Inheritance tax used to be a problem for rich people. Old money, country estates, that sort of thing. If you grew up in a semi-detached in the Midlands, you probably assumed it had nothing to do with you.
That assumption hasn’t held up well. The nil rate band, which is the threshold above which HMRC starts charging 40%, has been frozen at £325,000 since 2009. It won’t move until at least 2030. Meanwhile, average UK house prices have risen from around £165,000 in 2009 to over £285,000 today. In London and the South East, the numbers are considerably higher. Families who bought ordinary homes in ordinary streets are now sitting on estates that cross the IHT threshold, often without realising it. The demand for tax planning has grown accordingly, and not just from the traditionally wealthy. The tax hasn’t changed much. The asset values have.
The frozen threshold problem
When a tax threshold is frozen while asset values rise, it’s effectively a stealth tax increase.
In 2009, the average UK house was worth roughly half the nil rate band. Today, in many parts of the country, the house alone can exceed it. Add savings, pension assets (depending on their structure), investments, and any other property, and a family that considers itself solidly middle-class can easily find their estate in the £600,000 to £900,000 range.
The 2030 freeze means this trend continues. Every year of price growth pulls more estates over the threshold. Every year that passes without planning is a year of missed options.
Who this is actually hitting
The stereotype of the IHT-liable estate is someone with old inherited wealth, multiple properties, and a portfolio of investments. The reality is increasingly different.
Teachers, NHS workers, small business owners, tradespeople who bought property in the 1990s and watched its value multiply over 30 years. These are the families turning up at solicitors’ offices after a parent dies, discovering that the house they grew up in has created a six-figure tax liability.

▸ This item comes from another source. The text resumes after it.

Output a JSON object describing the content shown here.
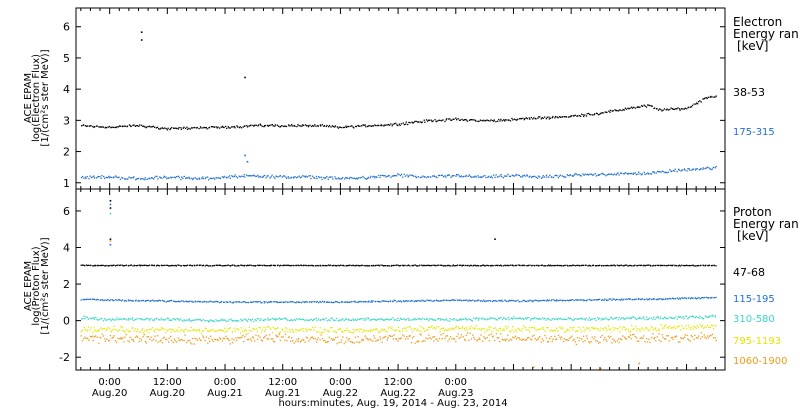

It’s not that they made mistakes. It’s that the tax system moved around them while they were busy living their lives.
The residence nil rate band: helpful, but not automatic
There is some relief available. The residence nil rate band (RNRB) gives an additional £175,000 allowance when a property is left to a direct descendant. For a married couple, the combined allowances can reach £1,000,000 in the right circumstances.
But “in the right circumstances” is doing a lot of work in that sentence.
The RNRB tapers off if the total estate exceeds £2,000,000. It doesn’t apply to all property transfers. It requires the right will structure to work correctly. And it phases out entirely for estates above a certain size.
A lot of families assume they’ll benefit from it automatically. When the estate is administered, they sometimes find out they don’t.
What the planning window looks like
The options available to a family depend heavily on how early they act.
Acting 7 or more years before death opens up potentially exempt transfers (PETs): gifts that fall outside the taxable estate if the donor survives seven years after making them. This is one of the most effective tools available, and it costs nothing to use. It just requires time.
Acting 2-5 years before death still allows for some PET planning, trust structures, and insurance-based solutions to cover the expected tax bill. The options are narrower but still meaningful.
Acting after someone has died leaves almost nothing on the table. At that point, the family is mostly managing how to pay a bill that’s already been set.
Why people still don’t act
Part of it is procrastination. Death is uncomfortable to think about, and IHT planning requires thinking about it directly.
Part of it is a lack of information. People know the 40% headline rate but don’t know what their actual liability looks like, or what the realistic planning options are.
And part of it is a perception issue: that this kind of advice is expensive, complicated, or only worth pursuing for much larger estates. In practice, a professional assessment can clarify very quickly whether planning is worth it. For many families, the answer is obviously yes.
The middle-class IHT problem is real. The window to do something about it is open right now. Whether it stays open depends on when families choose to look at their situation seriously.